I am OK with the following also:

echo abc | ruby -p -e "sub('a','A');sub('b', 'B')"
ABc

But:

echo abc | ruby -p -e "sub('a','A').sub('b', 'B')"
Abc

I expect the result to be "ABc" as well, why is it not? The second sub('b', 'B') is not operational.

CodePudding user response：

The two cases look similar, but in fact you are running different methods from the Ruby core library in them:

In your first case, i.e. sub('a','A');sub('b', 'B'):

You are running both sub without specifying an explicit receiver, and therefore you are invoking the method Kernel#sub. The Ruby-Doc says about this method:

sub(pattern, replacement) → $_

Equivalent to $_.sub(args), except that $_ will be updated if substitution occurs. Available only when -p/-n command line option specified.

Hence, in the first example, you really invoke that Kernel#sub twice, and after each invocation, $_ is updated. Therefore, $_ is ABc after the second sub has been executed. At the end of the of the whole expression supplied by -e (i.e. at the end of the implicit loop provided by the -p option), the value of $_ is printed, and you see ABc.

In your second example, i.e.

sub('a','A').sub('b', 'B')

The first sub again is Kernel#sub, as before.
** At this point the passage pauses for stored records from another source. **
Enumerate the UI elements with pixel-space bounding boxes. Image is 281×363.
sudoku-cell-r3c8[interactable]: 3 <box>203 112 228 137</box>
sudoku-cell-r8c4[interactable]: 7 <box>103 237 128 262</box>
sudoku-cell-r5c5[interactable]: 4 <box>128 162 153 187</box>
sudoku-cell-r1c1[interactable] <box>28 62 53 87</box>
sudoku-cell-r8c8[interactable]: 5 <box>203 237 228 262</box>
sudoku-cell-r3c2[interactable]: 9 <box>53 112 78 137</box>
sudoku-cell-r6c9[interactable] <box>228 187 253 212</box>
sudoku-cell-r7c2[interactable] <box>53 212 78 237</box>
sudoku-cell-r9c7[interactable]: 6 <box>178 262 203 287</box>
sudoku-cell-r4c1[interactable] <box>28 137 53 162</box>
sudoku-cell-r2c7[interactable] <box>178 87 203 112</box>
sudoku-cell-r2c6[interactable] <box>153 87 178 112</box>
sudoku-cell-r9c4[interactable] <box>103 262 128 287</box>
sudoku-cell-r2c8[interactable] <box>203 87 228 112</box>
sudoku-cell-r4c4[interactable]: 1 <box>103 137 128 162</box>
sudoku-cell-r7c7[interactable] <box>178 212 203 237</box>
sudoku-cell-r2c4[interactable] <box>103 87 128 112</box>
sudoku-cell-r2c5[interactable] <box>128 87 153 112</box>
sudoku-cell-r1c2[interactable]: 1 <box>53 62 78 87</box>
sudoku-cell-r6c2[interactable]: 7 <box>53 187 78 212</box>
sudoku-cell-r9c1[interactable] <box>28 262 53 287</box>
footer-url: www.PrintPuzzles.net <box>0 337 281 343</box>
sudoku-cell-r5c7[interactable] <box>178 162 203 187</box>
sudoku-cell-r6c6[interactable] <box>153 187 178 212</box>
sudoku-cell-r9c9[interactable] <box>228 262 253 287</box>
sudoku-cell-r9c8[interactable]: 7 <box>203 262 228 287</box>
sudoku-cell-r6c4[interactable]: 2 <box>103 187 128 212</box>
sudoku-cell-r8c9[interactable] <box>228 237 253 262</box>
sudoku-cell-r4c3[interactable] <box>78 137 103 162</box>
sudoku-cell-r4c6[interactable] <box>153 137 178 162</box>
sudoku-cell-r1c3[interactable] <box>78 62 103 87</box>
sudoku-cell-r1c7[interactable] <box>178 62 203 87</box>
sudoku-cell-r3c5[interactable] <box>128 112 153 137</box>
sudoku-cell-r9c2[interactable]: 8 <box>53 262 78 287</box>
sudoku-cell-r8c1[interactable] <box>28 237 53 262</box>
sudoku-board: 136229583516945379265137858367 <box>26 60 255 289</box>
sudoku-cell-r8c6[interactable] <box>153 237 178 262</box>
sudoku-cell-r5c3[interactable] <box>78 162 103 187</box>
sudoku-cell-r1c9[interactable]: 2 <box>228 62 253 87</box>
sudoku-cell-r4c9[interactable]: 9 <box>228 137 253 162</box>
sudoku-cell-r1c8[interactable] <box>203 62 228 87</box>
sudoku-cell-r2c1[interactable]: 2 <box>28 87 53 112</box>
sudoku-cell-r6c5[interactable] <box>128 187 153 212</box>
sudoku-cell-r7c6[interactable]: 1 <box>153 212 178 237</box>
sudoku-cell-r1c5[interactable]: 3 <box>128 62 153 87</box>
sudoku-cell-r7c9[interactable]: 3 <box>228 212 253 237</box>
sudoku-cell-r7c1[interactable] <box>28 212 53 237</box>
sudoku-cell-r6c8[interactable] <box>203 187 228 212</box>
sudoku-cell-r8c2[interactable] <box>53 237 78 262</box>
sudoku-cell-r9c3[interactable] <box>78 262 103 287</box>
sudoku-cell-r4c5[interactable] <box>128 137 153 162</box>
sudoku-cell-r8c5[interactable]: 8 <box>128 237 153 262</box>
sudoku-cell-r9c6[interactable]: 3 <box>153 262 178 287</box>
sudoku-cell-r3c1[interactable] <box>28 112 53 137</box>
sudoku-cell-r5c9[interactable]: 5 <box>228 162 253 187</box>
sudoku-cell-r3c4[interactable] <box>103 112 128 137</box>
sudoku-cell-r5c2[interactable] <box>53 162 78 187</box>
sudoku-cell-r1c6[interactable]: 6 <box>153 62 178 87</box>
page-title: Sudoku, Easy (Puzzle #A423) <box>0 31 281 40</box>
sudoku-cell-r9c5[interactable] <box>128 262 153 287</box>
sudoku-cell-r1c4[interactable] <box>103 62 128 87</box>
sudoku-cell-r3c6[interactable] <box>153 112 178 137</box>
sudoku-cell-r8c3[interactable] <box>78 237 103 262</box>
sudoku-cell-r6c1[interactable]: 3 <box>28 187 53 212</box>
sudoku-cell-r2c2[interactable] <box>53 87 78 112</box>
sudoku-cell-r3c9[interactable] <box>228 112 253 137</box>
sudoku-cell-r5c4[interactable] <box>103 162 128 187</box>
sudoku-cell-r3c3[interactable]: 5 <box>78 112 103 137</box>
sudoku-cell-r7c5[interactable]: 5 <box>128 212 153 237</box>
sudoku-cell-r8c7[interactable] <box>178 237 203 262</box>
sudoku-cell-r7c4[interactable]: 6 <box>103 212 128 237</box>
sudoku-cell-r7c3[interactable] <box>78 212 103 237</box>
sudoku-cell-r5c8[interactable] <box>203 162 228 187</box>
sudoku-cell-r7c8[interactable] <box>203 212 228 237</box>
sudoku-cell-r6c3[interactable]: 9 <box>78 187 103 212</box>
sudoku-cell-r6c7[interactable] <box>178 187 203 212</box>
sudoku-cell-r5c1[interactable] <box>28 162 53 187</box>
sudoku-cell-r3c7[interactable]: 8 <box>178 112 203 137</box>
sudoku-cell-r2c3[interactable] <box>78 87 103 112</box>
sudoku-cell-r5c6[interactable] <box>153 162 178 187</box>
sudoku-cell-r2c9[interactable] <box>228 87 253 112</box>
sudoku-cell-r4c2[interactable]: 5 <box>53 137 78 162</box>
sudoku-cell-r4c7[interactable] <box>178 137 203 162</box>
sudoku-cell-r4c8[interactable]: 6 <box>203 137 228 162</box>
It has the effect of turning the string into Abc, and also sets $_ to Abc. However, the second sub now does have an explicit receiver (the string resulting from the first sub), and in this case, the method String#sub is executed. This method produces ABc, but different to Kernel#sub, it does not update $_. Therefore, $_ is still set to Abc, and this is what you see as output.